Slowing down the rate of decay equated memorizing less than one more word on the test. This is a small but measurable finding, further proving a strong link between hearing loss and cognitive decline.

According to audiologist Dina Rollins, who was not involved in the study, "stimulating your ears stimulates the nerves that stimulate your brain."

Hearing loss leads to social isolation, but many do not want to wear a hearing aid for fear of looking old. In recent years, the technology of their manufacture has advanced significantly - they have become much less noticeable, especially when covered with hair.

Another obstacle is the high cost. Often a person agrees only after the persuasion of loved ones. However, the quality of life is noticeably improved after the hearing aid is installed.

Another common condition as we age is blurred vision, usually due to cataracts. A study by the same researchers and published in PLOS One shows that vision restoration significantly slows down cognitive decline.

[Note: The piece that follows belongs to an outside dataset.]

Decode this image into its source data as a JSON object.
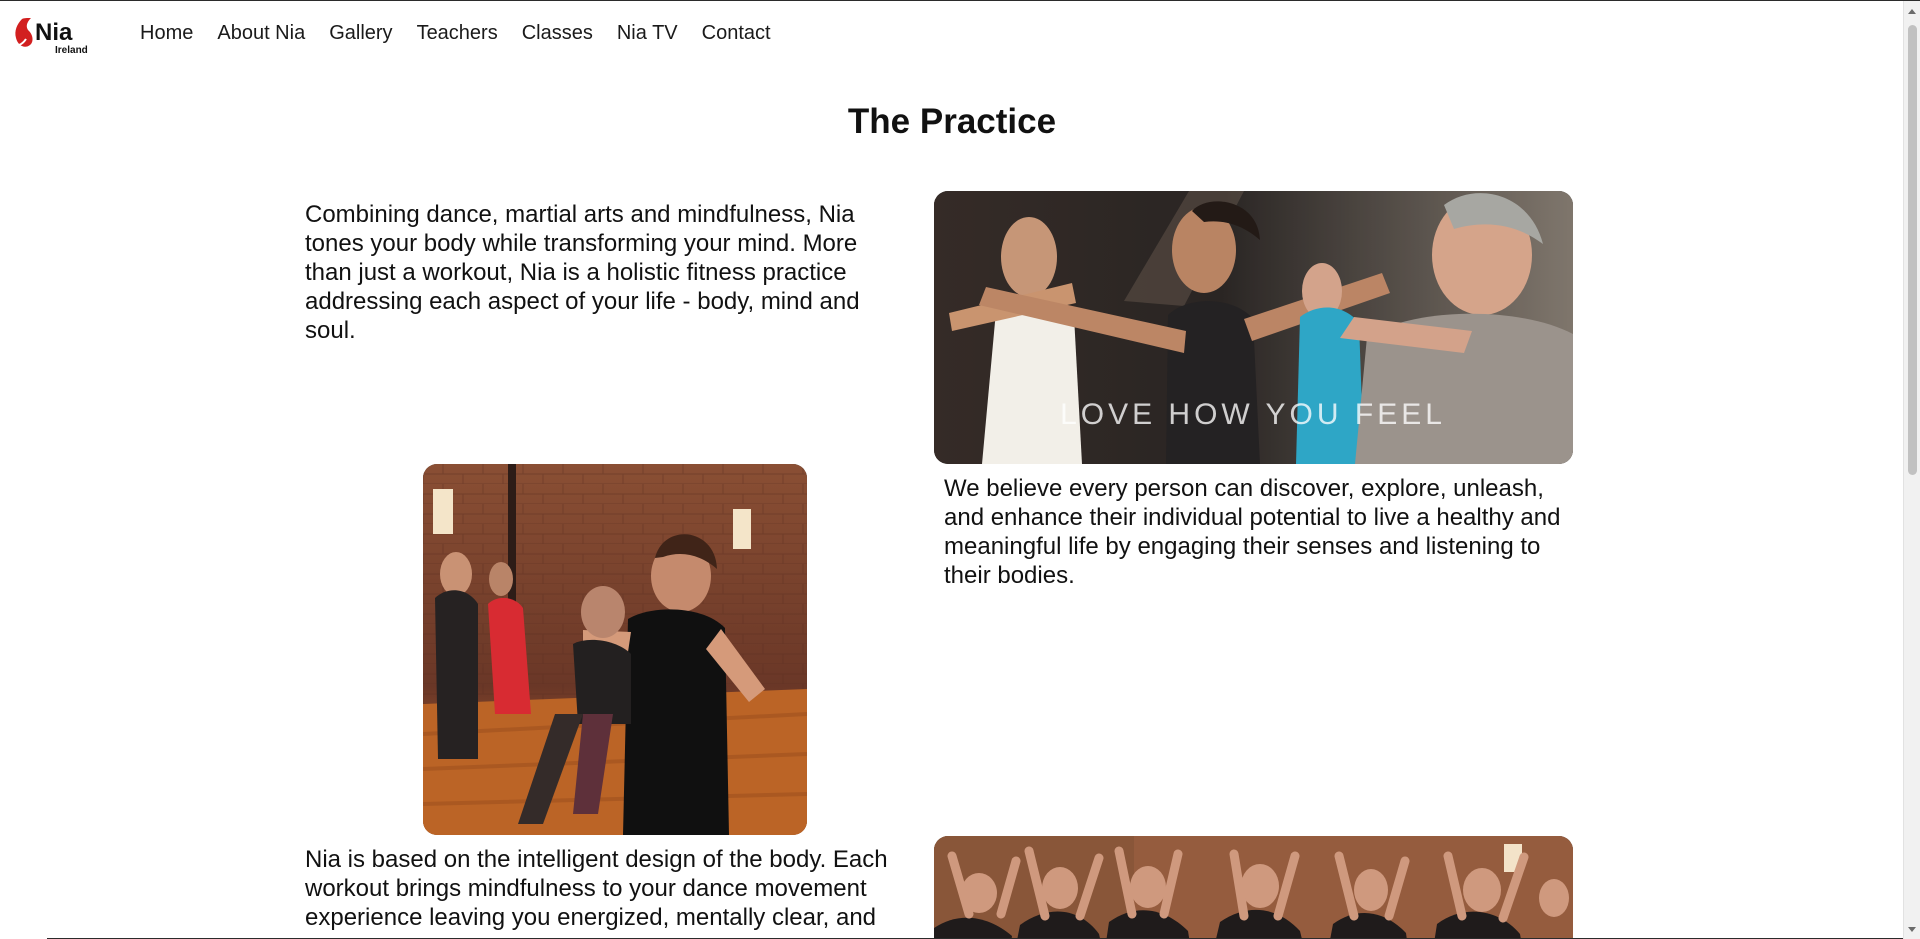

The Longitudinal Study of Aging in England, similar to the American study mentioned above, evaluated the long-term outcomes of about 2,000 older adults undergoing cataract surgery.

“We found that the rate of cognitive decline slowed by 50% after cataract surgery,” says Maharani.

Healthy aging depends on many factors - lifestyle, diet and physical activity. But it's important to know that vision correction and hearing problems are equally important.